Are you in need of a last minute stocking stuffer, or host gift? I like making candy at Christmas to give as a gift; and it’s especially ideal if you need to round out a stocking, care package or cookie tin in a hurry. It’s also great to have on hand in case someone gives you an unexpected holiday gift. Keep it in a little tin and they’ll never know you didn’t specifically have something ready for them.
This one has buttery toffee that has rich depth from coffee, brown sugar and molasses, milk chocolate offset with lots of flaky salt and bright, cheery pistachios.

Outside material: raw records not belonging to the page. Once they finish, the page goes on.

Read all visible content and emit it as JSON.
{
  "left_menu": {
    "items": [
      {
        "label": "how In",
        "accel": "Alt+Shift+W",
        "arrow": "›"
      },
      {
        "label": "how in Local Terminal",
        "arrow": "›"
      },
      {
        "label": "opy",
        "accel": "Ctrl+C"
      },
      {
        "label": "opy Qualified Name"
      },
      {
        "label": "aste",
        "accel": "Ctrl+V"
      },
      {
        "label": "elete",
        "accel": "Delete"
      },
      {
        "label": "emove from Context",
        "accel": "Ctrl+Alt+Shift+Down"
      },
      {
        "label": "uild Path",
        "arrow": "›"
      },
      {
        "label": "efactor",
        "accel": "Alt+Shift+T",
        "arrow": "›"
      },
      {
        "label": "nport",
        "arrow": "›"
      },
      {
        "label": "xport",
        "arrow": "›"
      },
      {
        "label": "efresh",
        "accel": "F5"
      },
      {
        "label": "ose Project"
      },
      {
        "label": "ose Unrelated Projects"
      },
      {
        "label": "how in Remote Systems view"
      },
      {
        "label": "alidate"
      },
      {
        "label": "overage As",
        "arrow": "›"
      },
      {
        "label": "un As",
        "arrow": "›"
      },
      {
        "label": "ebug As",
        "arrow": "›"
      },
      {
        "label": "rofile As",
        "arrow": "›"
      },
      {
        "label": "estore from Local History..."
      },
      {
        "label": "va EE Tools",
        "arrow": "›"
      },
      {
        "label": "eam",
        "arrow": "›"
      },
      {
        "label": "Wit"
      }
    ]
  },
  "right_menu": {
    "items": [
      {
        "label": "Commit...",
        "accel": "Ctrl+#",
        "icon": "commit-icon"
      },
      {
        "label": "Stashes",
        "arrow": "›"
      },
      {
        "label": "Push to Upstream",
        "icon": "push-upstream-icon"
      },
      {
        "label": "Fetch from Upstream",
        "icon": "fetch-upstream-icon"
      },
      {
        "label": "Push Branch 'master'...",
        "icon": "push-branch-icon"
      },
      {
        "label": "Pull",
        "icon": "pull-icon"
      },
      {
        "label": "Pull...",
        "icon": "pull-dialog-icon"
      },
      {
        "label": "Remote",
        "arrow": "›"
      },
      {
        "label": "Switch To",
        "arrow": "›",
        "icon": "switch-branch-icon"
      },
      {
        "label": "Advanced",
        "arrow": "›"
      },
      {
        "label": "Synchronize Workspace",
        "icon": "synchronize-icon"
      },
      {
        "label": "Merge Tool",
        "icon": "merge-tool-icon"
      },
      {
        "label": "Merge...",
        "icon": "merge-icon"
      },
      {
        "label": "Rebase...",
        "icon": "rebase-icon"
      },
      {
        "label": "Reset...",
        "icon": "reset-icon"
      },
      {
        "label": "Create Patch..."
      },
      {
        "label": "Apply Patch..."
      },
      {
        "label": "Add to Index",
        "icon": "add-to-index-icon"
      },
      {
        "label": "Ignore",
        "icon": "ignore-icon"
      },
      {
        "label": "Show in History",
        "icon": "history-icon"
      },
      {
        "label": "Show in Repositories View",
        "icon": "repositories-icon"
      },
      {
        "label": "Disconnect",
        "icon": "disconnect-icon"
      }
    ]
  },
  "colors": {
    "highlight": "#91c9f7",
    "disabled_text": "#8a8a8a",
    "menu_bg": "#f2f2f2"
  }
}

A candy thermometer is really for getting the sugar to the right heat, so that it’s crisp and has the right snap to it. If you don’t already own one, it’s a good investment. Candy making can seem intimidating, but this is a pretty straightforward recipe to try first.
pistachio coffee toffee
adapted from NPR
1/2 cup slivered pistachio nuts, divided
1 cup sugar
1/3 cup packed brown sugar
2 teaspoons instant espresso powder or 1 tsp coffee extract or 1 tsp instant coffee
1/3 cup water
1 tablespoon fancy molasses
1 cup butter
6 ounces milk chocolate, finely chopped
big pinch flaky salt
Line a cookie sheet or jelly roll pan with parchment paper. Combine water and molasses in a small bowl; set aside. Over low heat, melt butter in a heavy saucepan. Add sugars, espresso powder/coffee extract/instant coffee and the mixture of water and molasses, and stir until sugar dissolves.
Increase heat to medium and stir frequently until the syrup reaches 290° degrees on a candy thermometer. Stir in 1/4 cup of the pistachios, pour mixture immediately into the prepared cookie sheet. Gently spread the mix to make an even, thin layer. The toffee can start to set very quickly, so work fast!
Sprinkle chocolate evenly over the toffee while still very hot. After about 1 minute, spread chocolate evenly with an offset spatula. Sprinkle over remaining pistachios and salt.
Refrigerate for at least 1 hour, until the chocolate and toffee are firm. Smash the toffee into bite sized pieces. Store in an airtight container.